Still she held her tongue. It was nothing to her.

‘Ellen,’ he said then, ‘I’ve thought about you and Joan every single day since I left. I’ve agonised about my decision, wondering if I made the right choice, or the most selfish one. I never stopped loving you and Joan, I love you both to bits, you must believe me, but I couldn’t go on the way it was.’

‘She tore up your cheques too,’ Ellen said. Wanting to hurt. ‘Joan and I had to get Saturday jobs.’

She saw the wounds her words caused. ‘I’m so sorry, Ellen.’

They were nearly at her stop. She felt drained.

‘I tried to make contact,’ he said, ‘after . . . Iris’ mother died. I rang the house and Patricia answered. She told me you’d both moved out, and . . . she said you didn’t want to hear from me.’

Listening, Ellen felt a surge of rage. Yes, there was fault on both sides, she could see that now, but even after all these years, her mother remained determined to punish him for leaving, and to punish her daughters in the process. What was the point in trying to move on from the past when her mother seemed bent on keeping it alive?

‘I tried contacting Frances, I thought she might help, but I had no address, and there was no number for her in the book.’
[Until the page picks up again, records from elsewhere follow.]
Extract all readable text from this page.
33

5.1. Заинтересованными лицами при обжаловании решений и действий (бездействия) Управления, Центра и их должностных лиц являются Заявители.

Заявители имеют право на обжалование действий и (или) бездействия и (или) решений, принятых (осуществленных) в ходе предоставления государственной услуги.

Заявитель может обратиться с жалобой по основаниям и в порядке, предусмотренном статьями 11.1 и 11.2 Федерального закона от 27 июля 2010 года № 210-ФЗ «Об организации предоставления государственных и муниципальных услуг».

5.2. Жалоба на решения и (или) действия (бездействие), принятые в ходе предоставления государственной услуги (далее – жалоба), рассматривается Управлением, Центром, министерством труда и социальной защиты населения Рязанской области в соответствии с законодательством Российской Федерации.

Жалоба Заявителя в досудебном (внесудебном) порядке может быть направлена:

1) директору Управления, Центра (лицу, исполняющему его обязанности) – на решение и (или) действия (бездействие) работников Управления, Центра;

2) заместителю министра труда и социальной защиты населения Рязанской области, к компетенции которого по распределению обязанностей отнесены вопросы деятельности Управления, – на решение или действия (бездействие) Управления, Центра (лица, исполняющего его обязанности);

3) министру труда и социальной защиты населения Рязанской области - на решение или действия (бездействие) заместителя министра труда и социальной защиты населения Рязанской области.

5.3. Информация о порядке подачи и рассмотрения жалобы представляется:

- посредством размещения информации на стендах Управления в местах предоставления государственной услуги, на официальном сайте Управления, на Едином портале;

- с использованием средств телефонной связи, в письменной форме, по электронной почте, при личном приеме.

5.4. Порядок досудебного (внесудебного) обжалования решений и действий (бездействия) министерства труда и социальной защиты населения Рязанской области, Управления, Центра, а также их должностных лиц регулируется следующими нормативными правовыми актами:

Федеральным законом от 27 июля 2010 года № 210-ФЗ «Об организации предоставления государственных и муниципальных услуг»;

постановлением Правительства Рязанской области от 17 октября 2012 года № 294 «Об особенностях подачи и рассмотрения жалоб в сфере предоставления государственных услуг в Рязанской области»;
That much was true. Ellen remembered asking Frances why she wasn’t in the phone book, and Frances replying that she gave her number out to people she wanted to have it, and that was enough.

‘What about you?’ he said. ‘Do you live here now?’

‘Yes.’

‘Are you married? Do you have children?’

She ignored the first question. ‘I have a daughter,’ she said.

‘A granddaughter,’ he said softly, eyes glistening.

‘You have three grandchildren. Joan has two.’ She felt a kind of sadistic satisfaction saying it. She got to her feet as the Tube approached her station.

‘Will you keep in touch, Ellen? Will you take my number – or give me yours? Can I ring you sometime?’

She looked at the man who had meant the world to her. She looked at the yearning in his eyes.

The train stopped. The doors whooshed open.

‘No,’ she said. ‘I won’t keep in touch.’

Without waiting for a reply she stepped off the train and walked rapidly from the station. When she got home she heard Maggie and Juliet in the kitchen. She checked her watch and saw that there was still half an hour before she normally got back from work. She tiptoed upstairs and sank onto her bed and cried for the lost years, and all he’d missed.

After wishing to see him again for so long, she bitterly regretted the encounter. She should never have gone to Finchley. She wouldn’t tell anyone about bumping into him, not even Joan. What was the point? She had no intention of making contact with him again – and Joan, she was sure, wouldn’t want to meet him either if she knew what Ellen now knew.

All these years, their mother had known about the other woman. Little wonder she’d been bitter, even if, as he’d claimed, their relationship had already died. Not surprising she’d torn up his cheques, secreted away the letters to his daughters, denied him the chance to reconnect with them when he’d finally made contact with her. Wrong, but not surprising.

The half-sister, though. Iris. Should Joan be told about her? And how could Ellen tell her without revealing how she knew? Oh, it was complicated. It was too hard.

She would do nothing. For now at least, she would say nothing.